Complete mitochondrial genome sequence of a Hungarian red deer (Cervus elaphus hippelaphus) from high-throughput sequencing data and its phylogenetic position within the family Cervidae.

Abstract

Recently, there has been considerable interest in genetic differentiation in the Cervidae family. A common tool used to determine genetic variation in different species, breeds and populations is mitochondrial DNA analysis, which can be used to estimate phylogenetic relationships among animal taxa and for molecular phylogenetic evolution analysis. With the development of sequencing technology, more and more mitochondrial sequences have been made available in public databases, including whole mitochondrial DNA sequences. These data have been used for phylogenetic analysis of animal species, and for studies of evolutionary processes. We determined the complete mitochondrial genome of a Central European red deer, Cervus elaphus hippelaphus, from Hungary by a next generation sequencing technology. The mitochondrial genome is 16 354 bp in length and contains 13 protein-coding genes, two rRNA genes, 22 tRNA genes and a control region, all of which are arranged similar as in other vertebrates.

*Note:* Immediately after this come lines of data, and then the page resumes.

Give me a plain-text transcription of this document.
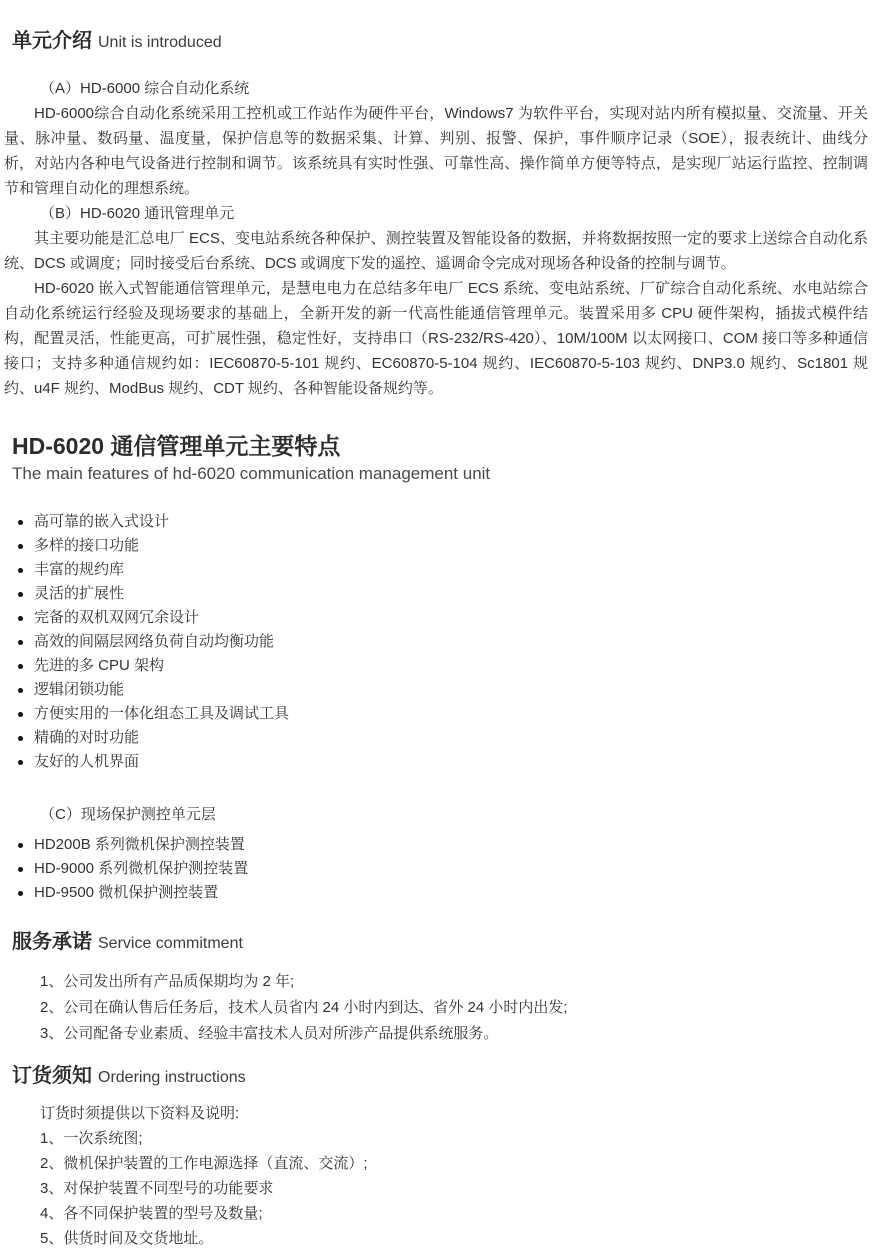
单元介绍 Unit is introduced

（A）HD-6000 综合自动化系统

HD-6000综合自动化系统采用工控机或工作站作为硬件平台，Windows7 为软件平台，实现对站内所有模拟量、交流量、开关量、脉冲量、数码量、温度量，保护信息等的数据采集、计算、判别、报警、保护，事件顺序记录（SOE），报表统计、曲线分析，对站内各种电气设备进行控制和调节。该系统具有实时性强、可靠性高、操作简单方便等特点，是实现厂站运行监控、控制调节和管理自动化的理想系统。

（B）HD-6020 通讯管理单元

其主要功能是汇总电厂 ECS、变电站系统各种保护、测控装置及智能设备的数据，并将数据按照一定的要求上送综合自动化系统、DCS 或调度；同时接受后台系统、DCS 或调度下发的遥控、遥调命令完成对现场各种设备的控制与调节。

HD-6020 嵌入式智能通信管理单元，是慧电电力在总结多年电厂 ECS 系统、变电站系统、厂矿综合自动化系统、水电站综合自动化系统运行经验及现场要求的基础上，全新开发的新一代高性能通信管理单元。装置采用多 CPU 硬件架构，插拔式模件结构，配置灵活，性能更高，可扩展性强，稳定性好，支持串口（RS-232/RS-420）、10M/100M 以太网接口、COM 接口等多种通信接口；支持多种通信规约如：IEC60870-5-101 规约、EC60870-5-104 规约、IEC60870-5-103 规约、DNP3.0 规约、Sc1801 规约、u4F 规约、ModBus 规约、CDT 规约、各种智能设备规约等。

HD-6020 通信管理单元主要特点

The main features of hd-6020 communication management unit

高可靠的嵌入式设计
多样的接口功能
丰富的规约库
灵活的扩展性
完备的双机双网冗余设计
高效的间隔层网络负荷自动均衡功能
先进的多 CPU 架构
逻辑闭锁功能
方便实用的一体化组态工具及调试工具
精确的对时功能
友好的人机界面

（C）现场保护测控单元层

HD200B 系列微机保护测控装置
HD-9000 系列微机保护测控装置
HD-9500 微机保护测控装置
服务承诺 Service commitment

1、公司发出所有产品质保期均为 2 年;

2、公司在确认售后任务后，技术人员省内 24 小时内到达、省外 24 小时内出发;

3、公司配备专业素质、经验丰富技术人员对所涉产品提供系统服务。

订货须知 Ordering instructions

订货时须提供以下资料及说明:

1、一次系统图;

2、微机保护装置的工作电源选择（直流、交流）;

3、对保护装置不同型号的功能要求

4、各不同保护装置的型号及数量;

5、供货时间及交货地址。
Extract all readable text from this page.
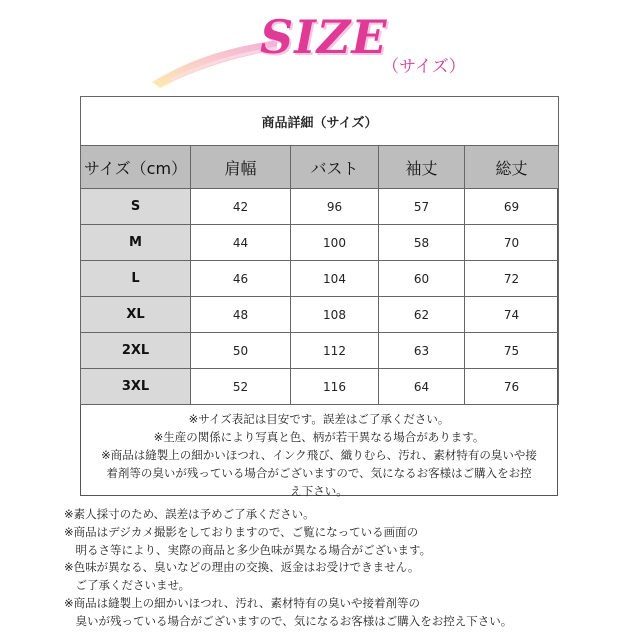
SIZE
（サイズ）
商品詳細（サイズ）				
サイズ（cm）	肩幅	バスト	袖丈	総丈
S	42	96	57	69
M	44	100	58	70
L	46	104	60	72
XL	48	108	62	74
2XL	50	112	63	75
3XL	52	116	64	76
※サイズ表記は目安です。誤差はご了承ください。
※生産の関係により写真と色、柄が若干異なる場合があります。
※商品は縫製上の細かいほつれ、インク飛び、織りむら、汚れ、素材特有の臭いや接
着剤等の臭いが残っている場合がございますので、気になるお客様はご購入をお控
え下さい。
※素人採寸のため、誤差は予めご了承ください。
※商品はデジカメ撮影をしておりますので、ご覧になっている画面の
　明るさ等により、実際の商品と多少色味が異なる場合がございます。
※色味が異なる、臭いなどの理由の交換、返金はお受けできません。
　ご了承くださいませ。
※商品は縫製上の細かいほつれ、汚れ、素材特有の臭いや接着剤等の
　臭いが残っている場合がございますので、気になるお客様はご購入をお控え下さい。
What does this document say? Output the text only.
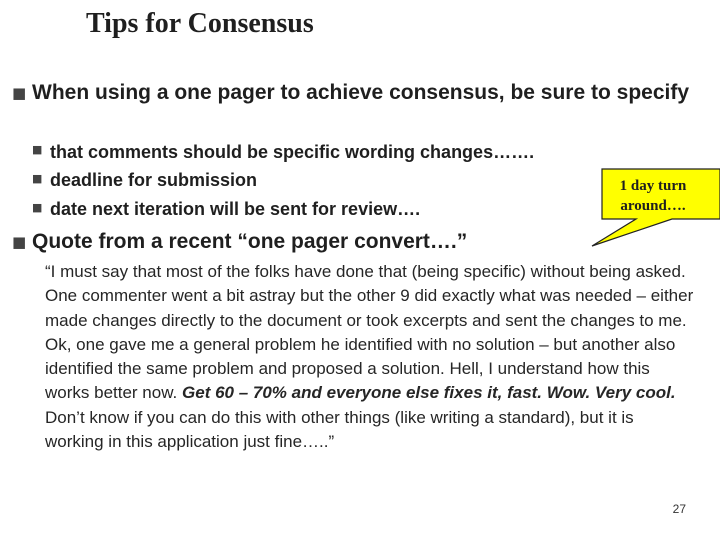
Tips for Consensus
■ When using a one pager to achieve consensus, be sure to specify
■ that comments should be specific wording changes…….
■ deadline for submission
■ date next iteration will be sent for review….
■ Quote from a recent “one pager convert….”
“I must say that most of the folks have done that (being specific) without being asked. One commenter went a bit astray but the other 9 did exactly what was needed – either made changes directly to the document or took excerpts and sent the changes to me. Ok, one gave me a general problem he identified with no solution – but another also identified the same problem and proposed a solution. Hell, I understand how this works better now. Get 60 – 70% and everyone else fixes it, fast. Wow. Very cool. Don’t know if you can do this with other things (like writing a standard), but it is working in this application just fine…..”
1 day turn
around….
27
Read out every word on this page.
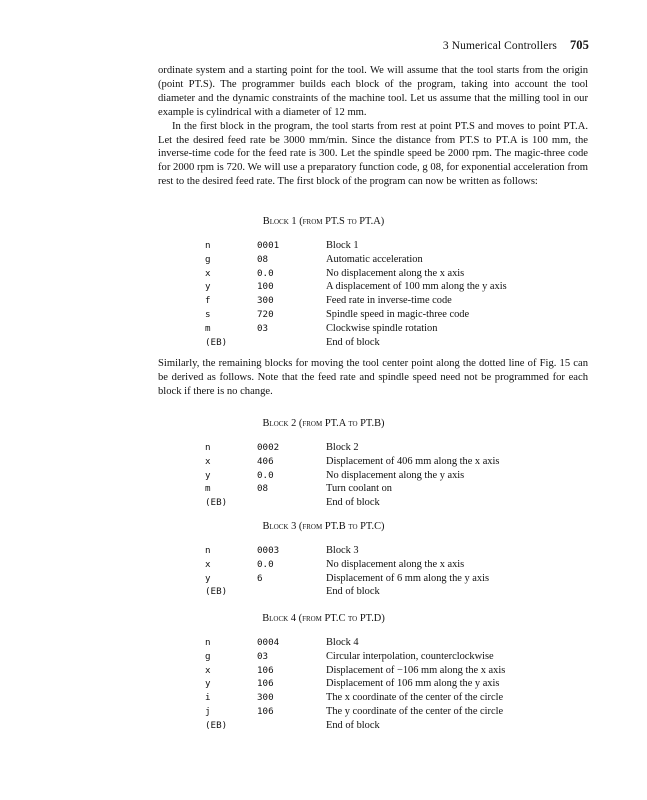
3 Numerical Controllers 705

ordinate system and a starting point for the tool. We will assume that the tool starts from the origin (point PT.S). The programmer builds each block of the program, taking into account the tool diameter and the dynamic constraints of the machine tool. Let us assume that the milling tool in our example is cylindrical with a diameter of 12 mm.

In the first block in the program, the tool starts from rest at point PT.S and moves to point PT.A. Let the desired feed rate be 3000 mm/min. Since the distance from PT.S to PT.A is 100 mm, the inverse-time code for the feed rate is 300. Let the spindle speed be 2000 rpm. The magic-three code for 2000 rpm is 720. We will use a preparatory function code, g 08, for exponential acceleration from rest to the desired feed rate. The first block of the program can now be written as follows:

Similarly, the remaining blocks for moving the tool center point along the dotted line of Fig. 15 can be derived as follows. Note that the feed rate and spindle speed need not be programmed for each block if there is no change.

Block 1 (from PT.S to PT.A)
n	0001	Block 1
g	08	Automatic acceleration
x	0.0	No displacement along the x axis
y	100	A displacement of 100 mm along the y axis
f	300	Feed rate in inverse-time code
s	720	Spindle speed in magic-three code
m	03	Clockwise spindle rotation
(EB)	End of block
Block 2 (from PT.A to PT.B)
n	0002	Block 2
x	406	Displacement of 406 mm along the x axis
y	0.0	No displacement along the y axis
m	08	Turn coolant on
(EB)	End of block
Block 3 (from PT.B to PT.C)
n	0003	Block 3
x	0.0	No displacement along the x axis
y	6	Displacement of 6 mm along the y axis
(EB)	End of block
Block 4 (from PT.C to PT.D)
n	0004	Block 4
g	03	Circular interpolation, counterclockwise
x	106	Displacement of −106 mm along the x axis
y	106	Displacement of 106 mm along the y axis
i	300	The x coordinate of the center of the circle
j	106	The y coordinate of the center of the circle
(EB)	End of block
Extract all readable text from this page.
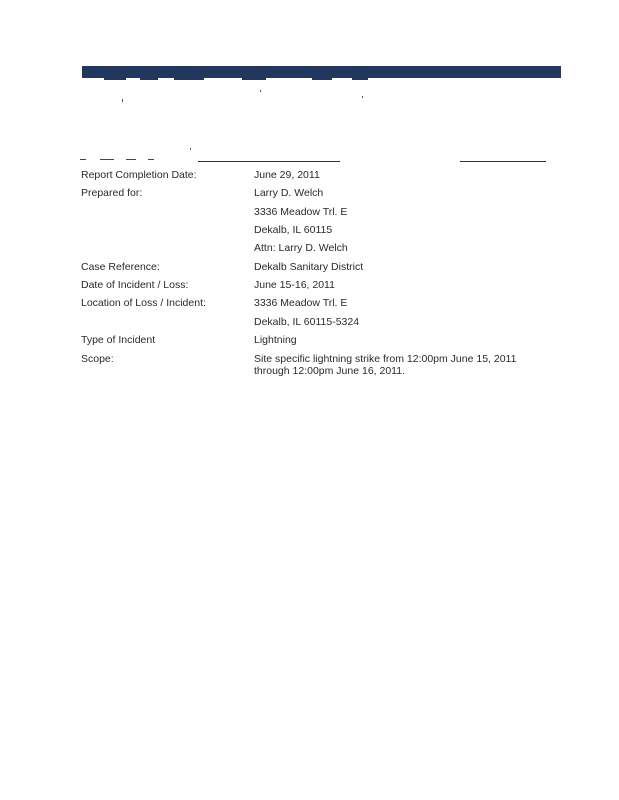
Report Completion Date:	June 29, 2011
Prepared for:	Larry D. Welch
3336 Meadow Trl. E
Dekalb, IL 60115
Attn: Larry D. Welch
Case Reference:	Dekalb Sanitary District
Date of Incident / Loss:	June 15-16, 2011
Location of Loss / Incident:	3336 Meadow Trl. E
Dekalb, IL 60115-5324
Type of Incident	Lightning
Scope:	Site specific lightning strike from 12:00pm June 15, 2011 through 12:00pm June 16, 2011.
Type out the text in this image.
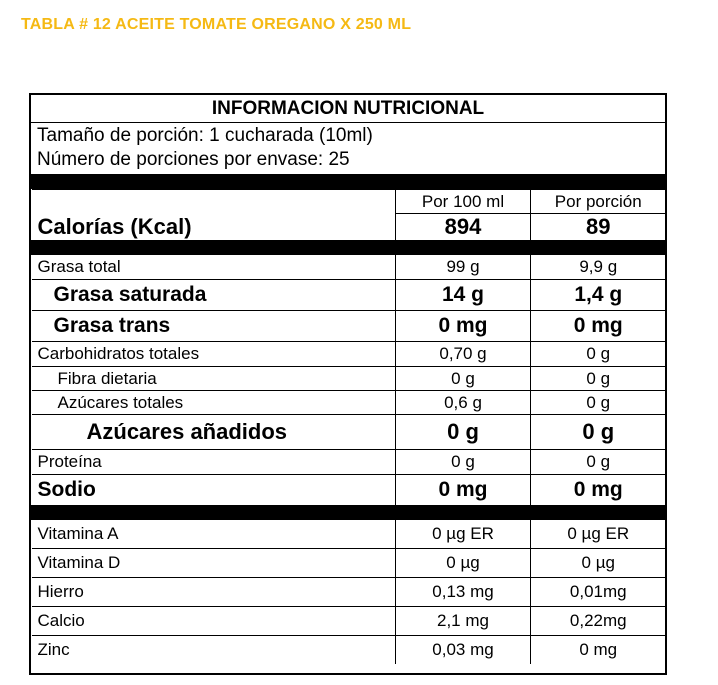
TABLA # 12 ACEITE TOMATE OREGANO X 250 ML
INFORMACION NUTRICIONAL
Tamaño de porción: 1 cucharada (10ml)
Número de porciones por envase: 25
	Por 100 ml	Por porción
Calorías (Kcal)	894	89

Grasa total	99 g	9,9 g
Grasa saturada	14 g	1,4 g
Grasa trans	0 mg	0 mg
Carbohidratos totales	0,70 g	0 g
Fibra dietaria	0 g	0 g
Azúcares totales	0,6 g	0 g
Azúcares añadidos	0 g	0 g
Proteína	0 g	0 g
Sodio	0 mg	0 mg

Vitamina A	0 µg ER	0 µg ER
Vitamina D	0 µg	0 µg
Hierro	0,13 mg	0,01mg
Calcio	2,1 mg	0,22mg
Zinc	0,03 mg	0 mg
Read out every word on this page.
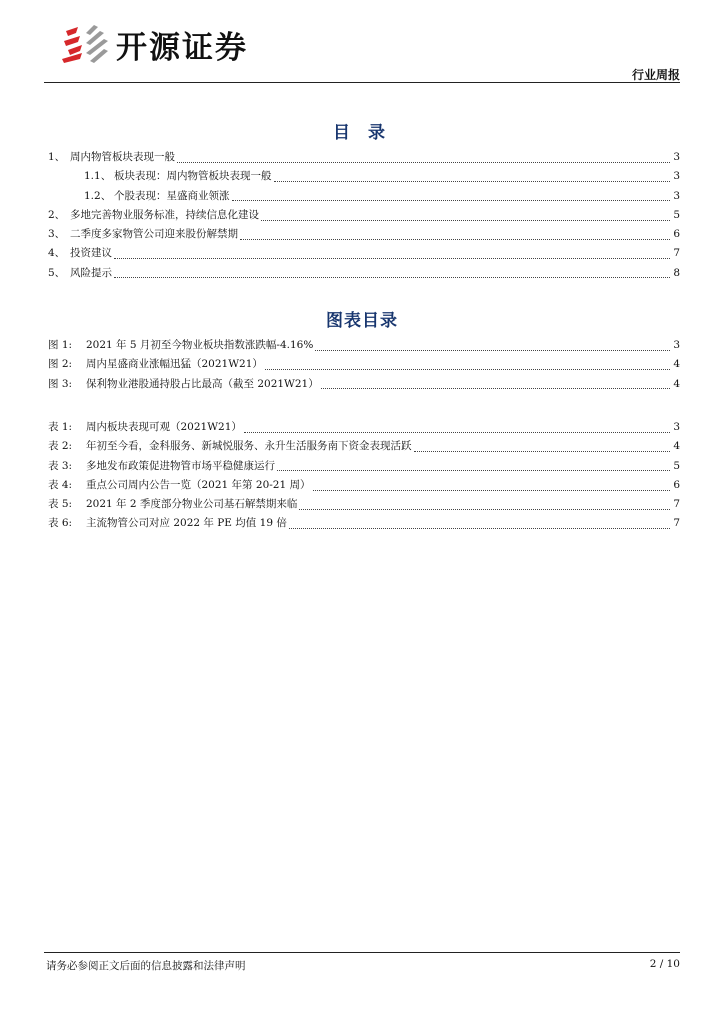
开源证券
行业周报
目 录
1、 周内物管板块表现一般	3
1.1、 板块表现：周内物管板块表现一般	3
1.2、 个股表现：星盛商业领涨	3
2、 多地完善物业服务标准，持续信息化建设	5
3、 二季度多家物管公司迎来股份解禁期	6
4、 投资建议	7
5、 风险提示	8
图表目录
图 1:	2021 年 5 月初至今物业板块指数涨跌幅-4.16%	3
图 2:	周内星盛商业涨幅迅猛（2021W21）	4
图 3:	保利物业港股通持股占比最高（截至 2021W21）	4
表 1:	周内板块表现可观（2021W21）	3
表 2:	年初至今看，金科服务、新城悦服务、永升生活服务南下资金表现活跃	4
表 3:	多地发布政策促进物管市场平稳健康运行	5
表 4:	重点公司周内公告一览（2021 年第 20-21 周）	6
表 5:	2021 年 2 季度部分物业公司基石解禁期来临	7
表 6:	主流物管公司对应 2022 年 PE 均值 19 倍	7
请务必参阅正文后面的信息披露和法律声明	2 / 10
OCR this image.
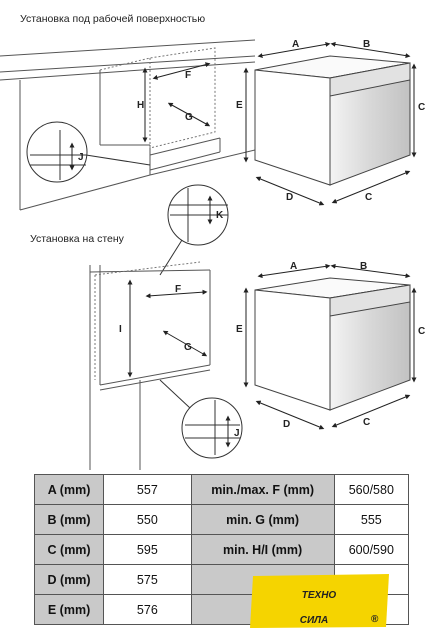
Установка под рабочей поверхностью
Установка на стену
H
F
G
J
A	B
C
E
D	C
K
I
F
G
J
A	B
C
E
D	C
A (mm)	557	min./max. F (mm)	560/580
B (mm)	550	min. G (mm)	555
C (mm)	595	min. H/I (mm)	600/590
D (mm)	575		
E (mm)	576		
ТЕХНО
СИЛА	®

We made phylogenetic analyses with the new sequence and 76 available mitochondrial sequences of Cervidae, using Bos taurus mitochondrial sequence as outgroup. We used 'neighbor joining' and 'maximum likelihood' methods on whole mitochondrial genome sequences; the consensus phylogenetic trees supported monophyly of the family Cervidae; it was divided into two subfamilies, Cervinae and Capreolinae, and five tribes, Cervini, Muntiacini, Alceini, Odocoileini, and Capreolini. The evolutionary structure of the family Cervidae can be reconstructed by phylogenetic analysis based on whole mitochondrial genomes; which method could be used broadly in phylogenetic evolutionary analysis of animal taxa.